1 Chevron Petroleum Technology Company, Houston, TX; currently ETC, Chevron, San Ramon, CA, USA ([email protected])
Stratigraphic studies, focusing on the Lower Cretaceous Edwards and Sligo margins in East-central Texas, suggest new exploration opportunities. One is based on an extension of the favorable stratigraphy of the Edwards beyond the commonly recognized shelf margin; and another on recognizing that the Sligo margin underwent a major period of exposure resulting in deposition of downslope debris wedges. These examples show how new exploration ideas can be developed in mature areas when new tools and approaches are utilized.
Analysis of well cuttings and core, coupled with detailed seismic correlation, confirms that the Edwards margin consists of both grainstone and reef facies and shows that both sets of facies repeat themselves several times within the Edwards as the margin prograded. The Edwards margin prograded southeastward >5 km beyond the Sligo margin placing prospective backreef and reef grainstones far seaward of the commonly recognized margin. In essence, there are equivalent facies to those of the Word field complex, a mature Edwards gas field producing at a depth of approximately 3962 m, downdip of the field but the facies lack the underpinning of the Sligo margin for structural drape. The extent of this “opportunity fairway” within Lavaca County alone is over 4.8 km in width and 40 km in length.
3-D seismic and a corresponding geologic cross section show the progradational nature of the Edwards in detail. Three Edwards sequences defined by four key reflectors on the 3-D data occur within one sequence on the 2-D seismic. Reflector 1, which is a high-amplitude event downdip that diminishes in strength updip, occurs at the top of an interval of deeper water argillaceous wackestones (Upper Tamaulipas). Reflector 1 is immediately overlain by a prograding reef/bank complex and distal slope wackestones of the Edwards margin as seen in cores and cuttings. Reflector 2 is a weak event that ties lagoonal packstone/grainstones to a reef and bank complex and eventually forereef and slope deposits. Reflectors 3 and 4 tie backreef wackestone/packstones to reef and backreef grainstones. It seems clear that the "top Edwards" interval between reflectors 3 and 4 represents a progradational package whose ultimate culmination is even seaward of the study area.
A 3-D seismic line illustrates a major sequence boundary in the Sligo margin and several events on the seaward side of the margin that display onlap and downlap reflector terminations. These events exhibit the proper architecture to comprise part of a downslope debris wedge in excess of 300 m thick. Although this Sligo forereef and slope play is regional in extent throughout the northern rim of the Gulf of Mexico, the opportunity has yet to be tested.
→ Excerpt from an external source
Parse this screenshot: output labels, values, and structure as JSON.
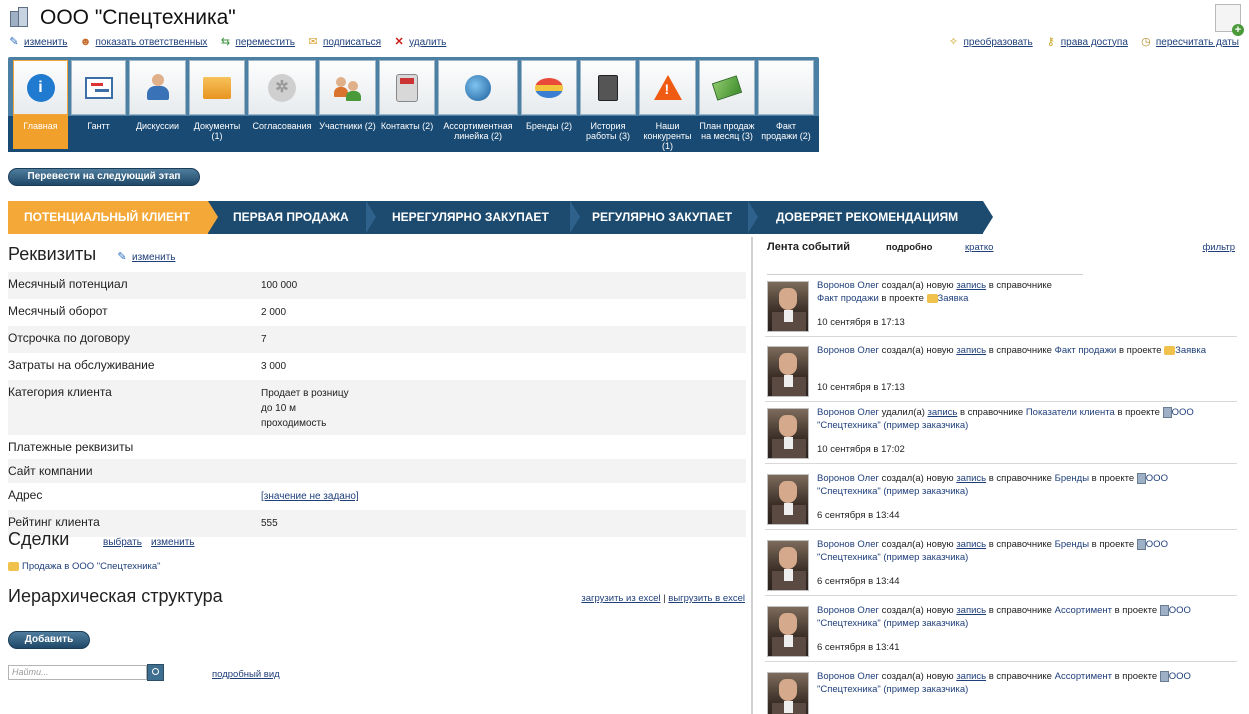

The existence of a Sligo downslope wedge between the sequence boundary and the overlying Pearsall shale does not guarantee the presence of coarse grained material. It is likely the lowstand created a period of instability, resulting in coarse breccia and grainstone transported further downslope in the form of debris flows and sediment gravity flows. During the subsequent transgression and relative highstand, the Sligo shelf margin initially kept up with sea level rise and continued to contribute grainstone debris downslope. Rapid deposition of the downslope carbonates may have helped to preserve primary porosity by limiting the amount of marine cementation. Data from reservoir analogs confirm that such downslope carbonates can retain reservoir-quality porosity; e.g., Poza Rica field from east-central Mexico. Facies variation and slump faulting on the foreslope creates the potential for trapping and juxtaposition to deep-water carbonates sets up the source and migration pathway. Eventually, the Sligo shelf margin was flooded by a major transgression represented by the Pearsall, which would provide a top seal.
Baker, H.W., and E. Scott, 1985, Intermittent subaerial exposure responsible for porosity development in Edwards Limestone, Lavaca County, Texas, in Lower Cretaceous Depositional Environments from Shoreline to Slope - A Core Workshop: Gulf Coast Association of Geological Societies - Gulf Coast Section/SEPM Annual Meeting, p. 31-35.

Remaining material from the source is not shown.